How Subplots Can Enhance Your Story

Subplots are a great way to strengthen your romance novel. Particularly if you’re writing for one of Harlequin’s longer category romances. We often see subplots in lines like Harlequin Historical, Harlequin Romantic Suspense, Harlequin Heartwarming, and more. These longer stories give you room to add a secondary story—one that can do a lot of heavy lifting!

Subplots can strengthen a story in a number of ways. They can:

  • Tell us more about the leading couple through interactions with secondary characters, or through your leading couple’s reaction to a certain situation. We can watch them grow!
  • Inform us of setting and the characters’ world. A subplot about a local festival, for example, might show us the colorful community the characters live in.
  • Set the tone or create a mood. Add comedy with a feel-good subplot featuring pets or toddlers; or intensify the emotion through a character’s relationship with a long-lost relative.
  • Help with pacing! Subplots may help speed the story up with extra action or slow a fast-paced story down when needed.

If you’re submitting to one of Harlequin’s longer category romances, there’s plenty of room to add a secondary story that can help drive the romance forward. We asked the editors of some of Harlequin’s longer category romances to share on subplots, including what works in their series!

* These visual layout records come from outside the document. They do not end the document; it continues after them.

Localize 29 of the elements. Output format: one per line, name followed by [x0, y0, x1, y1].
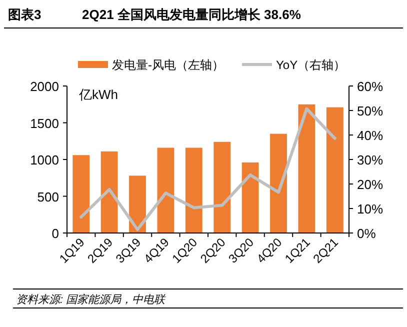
bar [72, 155, 90, 233]
y-axis-title: 亿kWh [78, 87, 118, 102]
chart-subtitle: 2Q21 全国风电发电量同比增长 38.6% [82, 7, 302, 22]
text: 资料来源: 国家能源局，中电联 [16, 293, 166, 306]
y-tick-label: 2000 [30, 79, 59, 94]
y2-tick-label: 30% [357, 152, 384, 168]
y-tick-label: 500 [37, 189, 59, 204]
y2-tick-label: 10% [357, 202, 384, 216]
bar [298, 104, 316, 233]
y2-tick-label: 50% [357, 104, 384, 118]
bar [185, 148, 202, 233]
y-tick-label: 0 [52, 226, 59, 241]
legend-label: 发电量-风电（左轴） [112, 58, 224, 72]
bar [214, 142, 231, 233]
bar [242, 162, 259, 233]
y2-tick-label: 0% [357, 226, 376, 241]
line-series [80, 107, 336, 232]
chart-title: 图表3 [8, 7, 42, 22]
bar [129, 176, 146, 233]
legend-label: YoY（右轴） [276, 58, 346, 72]
bar [270, 134, 287, 233]
y-tick-label: 1000 [30, 152, 59, 168]
bar [157, 148, 174, 233]
y2-tick-label: 60% [357, 79, 384, 94]
bar [326, 107, 344, 233]
y2-tick-label: 20% [357, 177, 384, 192]
bar [100, 151, 118, 233]
y2-tick-label: 40% [357, 128, 384, 143]
y-tick-label: 1500 [30, 116, 59, 131]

Katie Gowrie, Editorial Assistant for Harlequin Heartwarming, says:

“Subplots can enrich a story and the world it takes place in. In a Heartwarming, subplots aren’t filler! They help drive the story forward and develop the characters, conflict, and romance. In Heartwarming, subplots can be based around a number things: familial relationships (the hero connecting with his teen daughter, the heroine’s relationship with her aunt, etc.);  secondary romances between other characters in the cast (the leading couple’s friends, or a second-chance romance between an older couple); even a light mystery element is fun (finding a lost family heirloom, for example). These can all work to tell us more about your couple and their lives as they fall for each other.”

Carly Silver, Associate Editor for Harlequin Romantic Suspense, says:

“I find the best subplots tie into the hero and heroine’s journey and help further their emotional growth. For example, if the hero is protecting the heroine from a would-be killer and they must live together for safety, perhaps a subplot could be them adjusting to living together, the way their relationship progresses in domestic terms as it also does in a romantic sense.”

The Harlequin Historical editorial team says:

“In Historical Romance, with a 70,000-word count, there is some room to develop sub plots—but they must enable you to keep the focus firmly on the hero and heroine and reveal the characters’ goals and deeper emotional conflicts and therefore drive the emotional development of your romance. The subplots can be anything from warring clans in Highlander and Viking stories, to a mystery, a road trip—even helping a secondary character or trying to prevent a match in Regency or Victorian time periods. The subplots that don’t work so well are ones which separate your hero and heroine or overtake the central romance.”

However you choose to work a subplot into your story, remember these tips from our editors. Experiment with finding the right balance—use your subplot to tell us about your leading couple and their journey rather than take away from it. But don’t feel limited by what we think; try it yourself and see what works for you! We love getting surprised by a story with an exciting, sweet, or suspenseful subplot that further enhances a great romance!

What are your tips on crafting subplots? Share with us in the comments below!

One reply on “How Subplots Can Enhance Your Story”

Here is a craft question.
One of the most basic rules in any novel is to trust your reader. But I think the reader must trust the author’s world and story.
( An aside, I believe the submitted work by an author to an editor is a promise of sale. The back cover of the novel (blurb?) is a contract between the reader and the author. The author in the back cover promises the reader that this summary is what will happen in this book.)

Here is my question:

In the plots and subplots of stories, how do you explain your “world and the character’s occupations etc. without overloading or short changing the reader? (insulting intelligence and so forth)

In a few of my “potential projects”, I have found myself bogged down in the details of the world when the gem of the ideas are “Harry met Sally and both learned to work at the fair together.”

With my projects, I don’t view many secondary interactions as subplots. I view it as expanding on the world to make my characters real.